Née à Paris dans une famille juive non pratiquante, Simone Weil  étudie au lycée Henri IV avec le philosophe Alain. Suivant le modèle de son frère, brillant mathématicien, elle entre à l'Ecole normale supérieure et passe son agrégation de philosophie en 1931. Elle enseigne ensuite au Puy, à Roanne et à Saint-Étienne, où elle se rapproche de la classe ouvrière. Elle écrit ses premiers essais ('Oppression et liberté') en confrontant sa conception du marxisme avec la réalité du travail qu'elle expérimente ensuite dans les usines Alsthom et Renault. Toujours en quête d'absolu, Simone Weil rejoint le Front républicain espagnol en 1936 et connaît sa première révélation mystique à l'abbaye de Solesmes, deux ans plus tard. Dès lors, elle veut comprendre la volonté de Dieu et l'articuler intellectuellement avec ses propres expériences religieuses. En 1942, forcée de se réfugier aux Etats-Unis, Simone Weil refuse de quitter ses compatriotes et revient aider les Forces Française Libres en Angleterre. Atteinte de tuberculose, elle s'éteint à 34 ans dans un sanatorium anglais.

Source: Evene


La beauté :

La beauté est un mystère, elle est ce qu’il y a de plus mystérieux ici-bas. Mais elle est un fait. Tous les êtres en reconnaissent le pouvoir, y compris les plus frustes ou les plus vils, quoique fort peu en possèdent le discernement et l’usage. Elle est invoquée dans la plus basse débauche. D’une manière générale, tous les êtres humains emploient les mots qui se rapportent à elle pour désigner tout ce à quoi ils attachent à tort ou à raison une valeur, quelle que soit la nature de cette valeur. On croirait qu’ils regardent la beauté comme la valeur unique.

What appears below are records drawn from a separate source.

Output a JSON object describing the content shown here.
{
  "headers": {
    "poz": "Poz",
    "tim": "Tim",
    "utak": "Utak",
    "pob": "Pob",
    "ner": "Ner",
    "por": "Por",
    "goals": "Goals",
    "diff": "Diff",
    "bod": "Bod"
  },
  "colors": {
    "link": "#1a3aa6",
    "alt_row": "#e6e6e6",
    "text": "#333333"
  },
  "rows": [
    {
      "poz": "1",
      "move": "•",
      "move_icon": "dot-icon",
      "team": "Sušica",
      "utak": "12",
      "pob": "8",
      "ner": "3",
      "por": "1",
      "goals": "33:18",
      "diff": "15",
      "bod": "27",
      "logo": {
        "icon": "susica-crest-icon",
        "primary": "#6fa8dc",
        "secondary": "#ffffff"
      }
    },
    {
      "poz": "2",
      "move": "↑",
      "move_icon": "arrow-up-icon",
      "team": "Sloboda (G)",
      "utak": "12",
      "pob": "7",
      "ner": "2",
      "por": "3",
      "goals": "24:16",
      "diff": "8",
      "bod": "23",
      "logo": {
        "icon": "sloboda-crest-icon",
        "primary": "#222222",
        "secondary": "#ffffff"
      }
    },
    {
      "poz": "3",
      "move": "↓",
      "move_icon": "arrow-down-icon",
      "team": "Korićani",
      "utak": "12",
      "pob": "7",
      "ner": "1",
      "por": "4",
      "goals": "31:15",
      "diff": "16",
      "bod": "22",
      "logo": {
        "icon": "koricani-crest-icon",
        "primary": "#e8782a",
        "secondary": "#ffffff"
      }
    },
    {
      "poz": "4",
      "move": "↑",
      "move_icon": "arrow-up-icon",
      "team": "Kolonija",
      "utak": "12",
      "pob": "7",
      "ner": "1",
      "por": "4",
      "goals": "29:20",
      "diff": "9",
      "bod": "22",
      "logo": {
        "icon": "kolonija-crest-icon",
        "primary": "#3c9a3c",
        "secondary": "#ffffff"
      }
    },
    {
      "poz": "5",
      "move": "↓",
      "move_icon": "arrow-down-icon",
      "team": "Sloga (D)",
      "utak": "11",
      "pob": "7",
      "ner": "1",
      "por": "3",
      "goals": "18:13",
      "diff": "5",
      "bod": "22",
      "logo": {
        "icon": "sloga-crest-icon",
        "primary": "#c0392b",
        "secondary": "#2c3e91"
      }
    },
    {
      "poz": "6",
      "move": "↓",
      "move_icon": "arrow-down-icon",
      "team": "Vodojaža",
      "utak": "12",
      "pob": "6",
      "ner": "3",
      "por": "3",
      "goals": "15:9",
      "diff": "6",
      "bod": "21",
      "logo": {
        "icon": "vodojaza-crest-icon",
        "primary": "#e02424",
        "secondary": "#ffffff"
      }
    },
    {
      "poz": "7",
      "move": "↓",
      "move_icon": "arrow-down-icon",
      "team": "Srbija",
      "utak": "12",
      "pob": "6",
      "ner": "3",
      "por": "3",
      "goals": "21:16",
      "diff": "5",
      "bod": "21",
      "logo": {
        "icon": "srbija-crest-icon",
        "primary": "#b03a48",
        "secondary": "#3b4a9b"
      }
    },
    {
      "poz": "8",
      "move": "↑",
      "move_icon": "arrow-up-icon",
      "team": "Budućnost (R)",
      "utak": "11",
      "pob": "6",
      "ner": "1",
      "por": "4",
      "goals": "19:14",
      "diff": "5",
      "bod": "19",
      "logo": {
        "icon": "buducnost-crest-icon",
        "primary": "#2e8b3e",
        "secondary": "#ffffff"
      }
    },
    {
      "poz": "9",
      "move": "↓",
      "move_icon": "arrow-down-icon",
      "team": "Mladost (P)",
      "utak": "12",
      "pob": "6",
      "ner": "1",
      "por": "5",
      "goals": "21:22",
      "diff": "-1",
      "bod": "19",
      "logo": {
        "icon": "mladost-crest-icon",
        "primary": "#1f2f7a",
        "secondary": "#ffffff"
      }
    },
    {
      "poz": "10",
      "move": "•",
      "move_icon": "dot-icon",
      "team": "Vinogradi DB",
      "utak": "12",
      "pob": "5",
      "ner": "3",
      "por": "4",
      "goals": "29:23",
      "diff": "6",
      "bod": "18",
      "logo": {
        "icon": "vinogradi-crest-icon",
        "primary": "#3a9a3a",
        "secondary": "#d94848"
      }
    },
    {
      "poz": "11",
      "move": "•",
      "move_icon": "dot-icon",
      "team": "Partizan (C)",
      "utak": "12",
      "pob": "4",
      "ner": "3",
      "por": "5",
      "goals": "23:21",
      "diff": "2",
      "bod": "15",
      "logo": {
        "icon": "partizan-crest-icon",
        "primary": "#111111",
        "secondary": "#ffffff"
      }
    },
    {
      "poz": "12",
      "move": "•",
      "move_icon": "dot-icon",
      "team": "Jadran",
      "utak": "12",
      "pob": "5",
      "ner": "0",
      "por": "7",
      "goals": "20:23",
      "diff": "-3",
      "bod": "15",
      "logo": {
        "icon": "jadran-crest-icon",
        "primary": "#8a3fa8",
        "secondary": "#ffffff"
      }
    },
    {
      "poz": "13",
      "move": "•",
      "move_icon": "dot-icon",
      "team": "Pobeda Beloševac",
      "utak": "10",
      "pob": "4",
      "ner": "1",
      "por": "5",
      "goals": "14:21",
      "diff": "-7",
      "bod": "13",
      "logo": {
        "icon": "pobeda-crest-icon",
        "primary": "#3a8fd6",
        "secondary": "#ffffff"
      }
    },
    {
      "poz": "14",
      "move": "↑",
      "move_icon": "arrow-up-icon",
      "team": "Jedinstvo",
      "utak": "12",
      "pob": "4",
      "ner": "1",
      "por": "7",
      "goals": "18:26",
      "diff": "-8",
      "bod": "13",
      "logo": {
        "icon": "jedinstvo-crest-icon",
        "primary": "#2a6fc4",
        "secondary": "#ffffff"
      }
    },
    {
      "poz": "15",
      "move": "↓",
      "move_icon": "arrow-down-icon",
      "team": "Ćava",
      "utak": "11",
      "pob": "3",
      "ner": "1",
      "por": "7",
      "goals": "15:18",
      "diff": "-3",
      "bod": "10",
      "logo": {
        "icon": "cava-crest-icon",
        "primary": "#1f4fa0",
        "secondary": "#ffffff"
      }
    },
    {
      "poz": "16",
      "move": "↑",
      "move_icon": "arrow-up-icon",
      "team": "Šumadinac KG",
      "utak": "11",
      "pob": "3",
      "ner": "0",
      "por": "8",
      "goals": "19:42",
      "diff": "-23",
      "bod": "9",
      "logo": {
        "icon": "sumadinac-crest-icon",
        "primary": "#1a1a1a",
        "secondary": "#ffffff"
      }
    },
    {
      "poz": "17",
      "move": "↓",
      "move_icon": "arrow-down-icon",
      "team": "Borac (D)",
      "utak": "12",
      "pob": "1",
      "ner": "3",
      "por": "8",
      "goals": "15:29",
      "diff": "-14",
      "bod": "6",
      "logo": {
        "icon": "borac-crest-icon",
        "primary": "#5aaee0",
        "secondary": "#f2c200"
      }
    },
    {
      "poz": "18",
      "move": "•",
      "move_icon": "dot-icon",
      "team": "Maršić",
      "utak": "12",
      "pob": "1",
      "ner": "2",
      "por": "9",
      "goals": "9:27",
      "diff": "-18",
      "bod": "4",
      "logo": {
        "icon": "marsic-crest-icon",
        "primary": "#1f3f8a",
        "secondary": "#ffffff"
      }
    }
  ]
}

Il n’y a ici-bas, à proprement parler, qu’une seule beauté, c’est la beauté du monde. Les autres beautés sont des reflets de celle-là, soit fidèles et purs, soit déformés et souillés, soit même diaboliquement pervertis.

En fait, le monde est beau. Quand nous sommes seuls en pleine nature et disposés à l’attention, quelque chose nous porte à aimer ce qui nous entoure, et qui n’est fait pourtant que de matière brutale, inerte, muette et sourde. Et la beauté nous touche d’autant plus vivement que la nécessité apparaît d’une manière plus manifeste, par exemple dans les plis que la pesanteur imprime aux montagnes ou aux flots de la mer, dans le cours des astres. Dans la mathématique pure aussi, la nécessité resplendit de beauté.

Sans doute l’essence même du sentiment de la beauté est-elle le sentiment que cette nécessité dont une des faces est contrainte brutale a pour autre face l’obéissance à Dieu. Par l’effet d’une miséricorde providentielle, cette vérité est rendue sensible à la partie charnelle de notre âme et même en quelque sorte à notre corps.

Cet ensemble de merveilles est parachevé par la présence, dans les connexions nécessaires qui composent l’ordre universel, des vérités divines exprimées symboliquement. C’est la merveille des merveilles, et comme la signature secrète de l’artiste.

(...)
Nous avons tous les jours sous les yeux l'exemple de l'univers, où une infinité d'actions mécaniques indépendantes concourent pour constituer un ordre qui, à travers les variations, reste fixe. Aussi aimons-nous la beauté du monde, parce que nous sentons derrière elle la présence de quelque chose d'analogue à la sagesse que nous voulons posséder pour assouvir notre désir du bien.

(...)
Nous devons reproduire en nous l’ordre du monde. Là est la source de l’idée de microcosme et de macrocosme qui a tellement hanté le Moyen Âge. Elle est d’une profondeur presque impénétrable. La clef en est le symbole du mouvement circulaire. Ce désir insatiable en nous qui est toujours tourné vers le dehors et qui a pour domaine un avenir imaginaire, nous devons le forcer à se boucler sur soi-même et à porter sa pointe sur le présent. Les mouvements des corps célestes qui partagent notre vie en jours, en mois et en années sont notre modèle à cet égard, parce que les retours y sont tellement réguliers que pour les astres l’avenir ne diffère en rien du passé. Si nous contemplons en eux cette équivalence de l’avenir et du passé, nous perçons à travers le temps jusque dans l’éternité, et, étant délivrés du désir tourné vers l’avenir, nous le sommes aussi de l’imagination qui l’accompagne et qui est l’unique source de l’erreur et du mensonge. Nous avons part à la rectitude des proportions, où il n’y a aucun arbitraire, par suite aucun jeu pour l’imagination. Mais ce mot de proportion évoque sans doute aussi l’Incarnation.

(...)
Il y a malheureusement beaucoup de moments, et même de longues périodes de temps où nous ne sommes pas sensibles à la beauté du monde parce qu’un écran se met entre elle et nous, soit les hommes et leurs misérables fabrications, soit les laideurs de notre propre âme. Mais nous pouvons toujours savoir qu’elle existe. Et savoir que tout ce que nous touchons, voyons et entendons est la chair même et la voix même de l’Amour absolu.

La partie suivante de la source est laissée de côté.